The advice includes: “Do get in touch, but don’t just turn up unaccounted,” and “Do listen, but don’t minimize things.” And just as wisely: “to exist is to have won the lottery of life.”
This remarkable book, a runaway bestseller in the UK, is not just a meditation on dying, but also a hymn to the joy and preciousness of life. A Beginner’s Guide to Dying is destined to become a modern classic.
PUBLISHERS WEEKLY
In this candid collection, late British aid worker Boas muses on life and death in the wake of his terminal throat cancer diagnosis. Expanding on three articles he wrote for the Jersey Post following his diagnosis at age 46, the author discusses meditation, gratitude, religion, and—in an especially valuable section—how to interact with those who are dying (readers should take care to listen well; acknowledge the elephant in the room without harping on it; and refrain from forcing a "final farewell"—which often occurs for the catharsis of the visitor, not the dying person).

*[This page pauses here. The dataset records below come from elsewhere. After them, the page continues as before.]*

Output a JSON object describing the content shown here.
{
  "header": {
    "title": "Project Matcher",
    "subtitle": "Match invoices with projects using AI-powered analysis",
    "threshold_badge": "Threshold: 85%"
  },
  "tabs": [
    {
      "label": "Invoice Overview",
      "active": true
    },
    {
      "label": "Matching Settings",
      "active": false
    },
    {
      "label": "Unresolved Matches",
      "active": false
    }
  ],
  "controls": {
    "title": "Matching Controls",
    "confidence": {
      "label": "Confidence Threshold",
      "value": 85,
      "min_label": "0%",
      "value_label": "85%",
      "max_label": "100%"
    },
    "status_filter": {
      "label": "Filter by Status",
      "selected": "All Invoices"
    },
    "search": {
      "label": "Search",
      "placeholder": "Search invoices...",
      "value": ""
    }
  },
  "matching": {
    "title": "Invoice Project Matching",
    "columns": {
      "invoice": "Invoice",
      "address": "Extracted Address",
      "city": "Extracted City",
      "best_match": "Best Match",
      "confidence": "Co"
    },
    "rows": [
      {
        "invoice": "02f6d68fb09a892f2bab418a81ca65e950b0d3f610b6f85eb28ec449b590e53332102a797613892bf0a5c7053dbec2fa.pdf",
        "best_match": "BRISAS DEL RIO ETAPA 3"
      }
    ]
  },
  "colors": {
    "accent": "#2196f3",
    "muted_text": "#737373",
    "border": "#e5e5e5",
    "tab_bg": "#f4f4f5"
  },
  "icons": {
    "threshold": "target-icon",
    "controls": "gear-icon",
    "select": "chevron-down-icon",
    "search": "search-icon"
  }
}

Most of the account meditates on what it means to live fully in the light of death, and Boas's solid if somewhat predictable advice to seize the day is enriched by his wry humor and moments of genuine insight, as when he discusses being comforted by the interconnectedness of humanity and the idea of the world going on without him: "Children will want ice creams and people will fall head-over-heels in love and musicians will delight us.... I find the contemplation of other selves to be... enormously moving." This poignant volume inspires.